11 thoughts on “Energy Harvesting Breakthrough”

  1. I’ve thought for a long time that harvesting Brownian motion energy could have an enormous and self- generating source. This is because every energy change of form generates some waste, usually ultimately as waste heat- Brownian motion. I’ve thought of creating nano- generators, based on rotating , ionized ratchet molecules inducing EM waves into conductive nanotubes that have rectifier molecules as part of their structure. Each end of the nanotubes would drive a DC circuit, + and -. Like the PC development story, Eventually low-cost/maintenance, compact, personal or plant-size.

  2. I’m confused as to why this doesn’t violate the second law of thermodynamics. Is my reading comprehension getting the better of me again?

    • why would it violate?

      Molecules gain energy mainly from the Sun, but also from radioactive decay in Earth’s mantle. Both heat everything on Earth, and thus molecules gain energy.

      The system extracts a part of that energy. The molecules lose energy.

      How is that so different from solar energy?

      • That’s fine for the conservation of energy (the first law) but you are taking disordered thermal energy and getting ordered, useable energy. I thought you need a heat sink to do that. You can only extract energy from heat if it’s flowing from a hot region to a cooler one. It sounds to me like they are just taking heat out of a fluid that is just sitting around in perpetual thermal contact with the environment.

        “no additional energy source is required as long as the ambient temperature is above absolute zero and there is a constant thermal exchange with the surrounding.”

        Sounds like this process constantly sucks energy from the heat which is replaced from the environment. Free energy and free air conditioning. Through in a free lunch and I’m all for it.

        • ‘are taking disordered thermal energy and getting ordered, useable energy’

          efficiency of present thermal diodes is ~18% for temperature levels ~500K(200-300°C), therefore it seems being a transfer of heat included energy (from a higher temperature source compared to temperature sink level) until this heat energy returns into surroundings

          study here is about materials combinations capable of energy/electricity harvesting from ‘atomic’ vibration on ~ambient temperatures (8-86°F, -13.3 to 29.9°C, ‘https://pubs.aip.org/view-large/figure/85426745/101118_1_5.0169055.figures.online.f4.jpg’), with loosing ~10% of temperature difference potential converted to voltage (stabilized heat flow conditions?, eff?) on 1st minute, but ~stable electric current (means power decreases by ~10% on a 1st min.)
          if Fig.4 was from ~4cm² lab device testing, that’s ~0.5-2mV and ~2500*0.25to1.7uA=~0.6to4.3mA each m² (10.75sq ft) (?)

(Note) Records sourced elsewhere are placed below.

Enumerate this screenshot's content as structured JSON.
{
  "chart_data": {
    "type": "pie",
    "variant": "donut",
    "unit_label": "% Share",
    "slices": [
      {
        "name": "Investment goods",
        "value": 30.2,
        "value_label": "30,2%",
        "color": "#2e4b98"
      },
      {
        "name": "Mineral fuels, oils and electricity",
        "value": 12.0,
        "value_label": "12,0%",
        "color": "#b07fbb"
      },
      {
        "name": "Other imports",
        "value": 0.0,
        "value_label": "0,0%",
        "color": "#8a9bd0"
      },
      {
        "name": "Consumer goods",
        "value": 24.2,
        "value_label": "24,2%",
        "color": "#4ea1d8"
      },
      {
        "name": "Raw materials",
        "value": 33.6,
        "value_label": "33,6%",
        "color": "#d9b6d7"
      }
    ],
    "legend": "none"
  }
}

          • [ 3.5-3.7kJ/mole =~ 40Wh/m³_air(STP) (degrading average molecular motion, aka temperature of particles for defined space/location, to absolute zero)
            STP, standard temperature and pressure, 0°C, 1atm ]

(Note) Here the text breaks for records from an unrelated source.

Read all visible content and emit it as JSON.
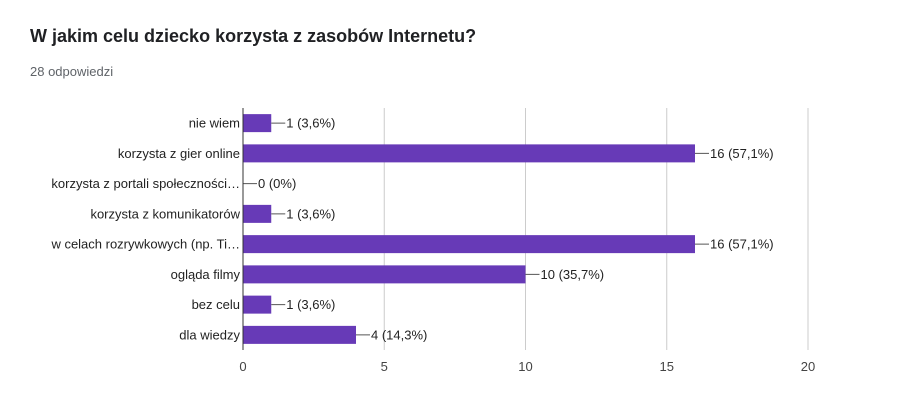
{
  "question": {
    "title": "W jakim celu dziecko korzysta z zasobów Internetu?",
    "responses": "28 odpowiedzi"
  },
  "colors": {
    "bar": "#673ab7",
    "axis": "#333333",
    "grid": "#cccccc"
  },
  "chart_data": {
    "type": "bar",
    "orientation": "horizontal",
    "title": "",
    "xlabel": "",
    "ylabel": "",
    "categories": [
      "nie wiem",
      "korzysta z gier online",
      "korzysta z portali społeczności…",
      "korzysta z komunikatorów",
      "w celach rozrywkowych (np. Ti…",
      "ogląda filmy",
      "bez celu",
      "dla wiedzy"
    ],
    "values": [
      1,
      16,
      0,
      1,
      16,
      10,
      1,
      4
    ],
    "data_labels": [
      "1 (3,6%)",
      "16 (57,1%)",
      "0 (0%)",
      "1 (3,6%)",
      "16 (57,1%)",
      "10 (35,7%)",
      "1 (3,6%)",
      "4 (14,3%)"
    ],
    "xlim": [
      0,
      20
    ],
    "xticks": [
      "0",
      "5",
      "10",
      "15",
      "20"
    ],
    "grid": true,
    "legend": "none"
  }
}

          • [ looking closer: ‘with loosing ~10% of temperature difference potential converted to voltage’
            it’s more likely ~3-5% from the diagram for 1st min. ]

        • That was my impression, too: How does this not violate the 2nd law of thermodynamics?

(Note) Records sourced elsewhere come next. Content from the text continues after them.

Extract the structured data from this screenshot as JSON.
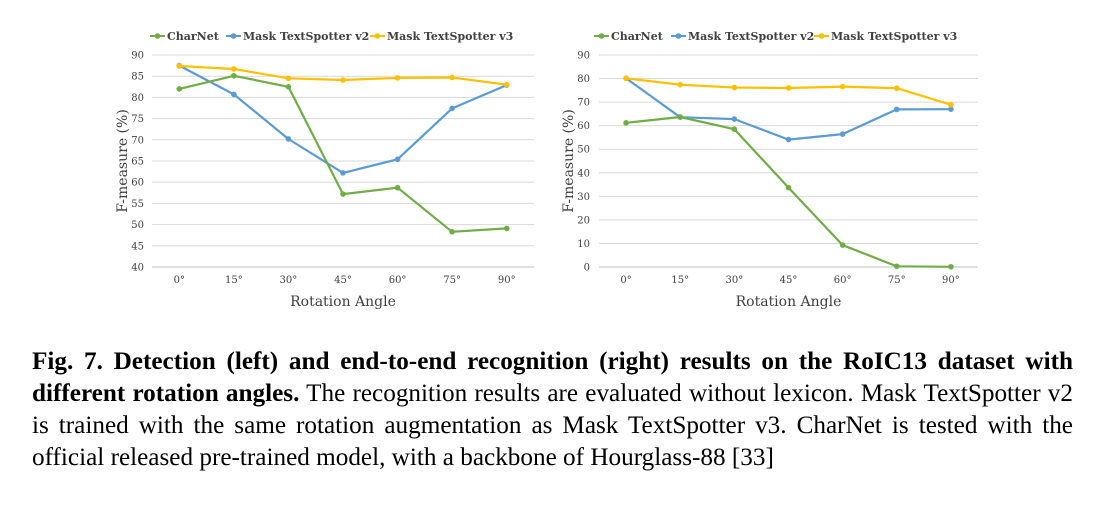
{
  "chart_data": [
    {
      "type": "line",
      "categories": [
        "0°",
        "15°",
        "30°",
        "45°",
        "60°",
        "75°",
        "90°"
      ],
      "xlabel": "Rotation Angle",
      "ylabel": "F-measure (%)",
      "ylim": [
        40,
        90
      ],
      "yticks": [
        40,
        45,
        50,
        55,
        60,
        65,
        70,
        75,
        80,
        85,
        90
      ],
      "grid": true,
      "legend_position": "top",
      "series": [
        {
          "name": "CharNet",
          "color": "#70ad47",
          "values": [
            82.0,
            85.1,
            82.5,
            57.2,
            58.7,
            48.3,
            49.1
          ]
        },
        {
          "name": "Mask TextSpotter v2",
          "color": "#5b9bd5",
          "values": [
            87.5,
            80.7,
            70.2,
            62.2,
            65.4,
            77.4,
            82.9
          ]
        },
        {
          "name": "Mask TextSpotter v3",
          "color": "#ffc000",
          "values": [
            87.4,
            86.7,
            84.5,
            84.1,
            84.6,
            84.7,
            83.0
          ]
        }
      ]
    },
    {
      "type": "line",
      "categories": [
        "0°",
        "15°",
        "30°",
        "45°",
        "60°",
        "75°",
        "90°"
      ],
      "xlabel": "Rotation Angle",
      "ylabel": "F-measure (%)",
      "ylim": [
        0,
        90
      ],
      "yticks": [
        0,
        10,
        20,
        30,
        40,
        50,
        60,
        70,
        80,
        90
      ],
      "grid": true,
      "legend_position": "top",
      "series": [
        {
          "name": "CharNet",
          "color": "#70ad47",
          "values": [
            61.2,
            63.7,
            58.5,
            33.7,
            9.3,
            0.3,
            0.1
          ]
        },
        {
          "name": "Mask TextSpotter v2",
          "color": "#5b9bd5",
          "values": [
            80.1,
            63.6,
            62.8,
            54.1,
            56.4,
            66.9,
            67.0
          ]
        },
        {
          "name": "Mask TextSpotter v3",
          "color": "#ffc000",
          "values": [
            80.1,
            77.4,
            76.2,
            76.0,
            76.6,
            75.9,
            68.9
          ]
        }
      ]
    }
  ],
  "caption": {
    "label": "Fig. 7. Detection (left) and end-to-end recognition (right) results on the RoIC13 dataset with different rotation angles.",
    "text": " The recognition results are evaluated without lexicon. Mask TextSpotter v2 is trained with the same rotation augmentation as Mask TextSpotter v3. CharNet is tested with the official released pre-trained model, with a backbone of Hourglass-88 [33]"
  }
}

          I notice the testing results only go out 100 seconds, and the amount of energy harvested is trivial. You can’t exclude the possibility that it only generates energy until it arrives at equilibrium with its environment, or finishes changing some internal state.

          • If the experiment is right, it definitely should violate second law of thermodynamics.

            The graphs are plane. I guess the time scale is just a reference to say “it didn’t change over time”, but it’s related to temperature.

            Because the currents are so small, it’s difficult to discard other effects. I think the best they can do is escalate this, build a lot of this MTMH inside the same container in serial and parallel, to make an significant current and voltage, connect to a load outside of the “energy harvesting” region and show if the temperature drops inside where the MTMH are.

    • Perhaps the same way Brownian Motion “violates” the 2nd law, by taking advantage of thermal fluctuations. If so this device probably collects energy in only tiny amounts. On the order of microwatts or nanowatts.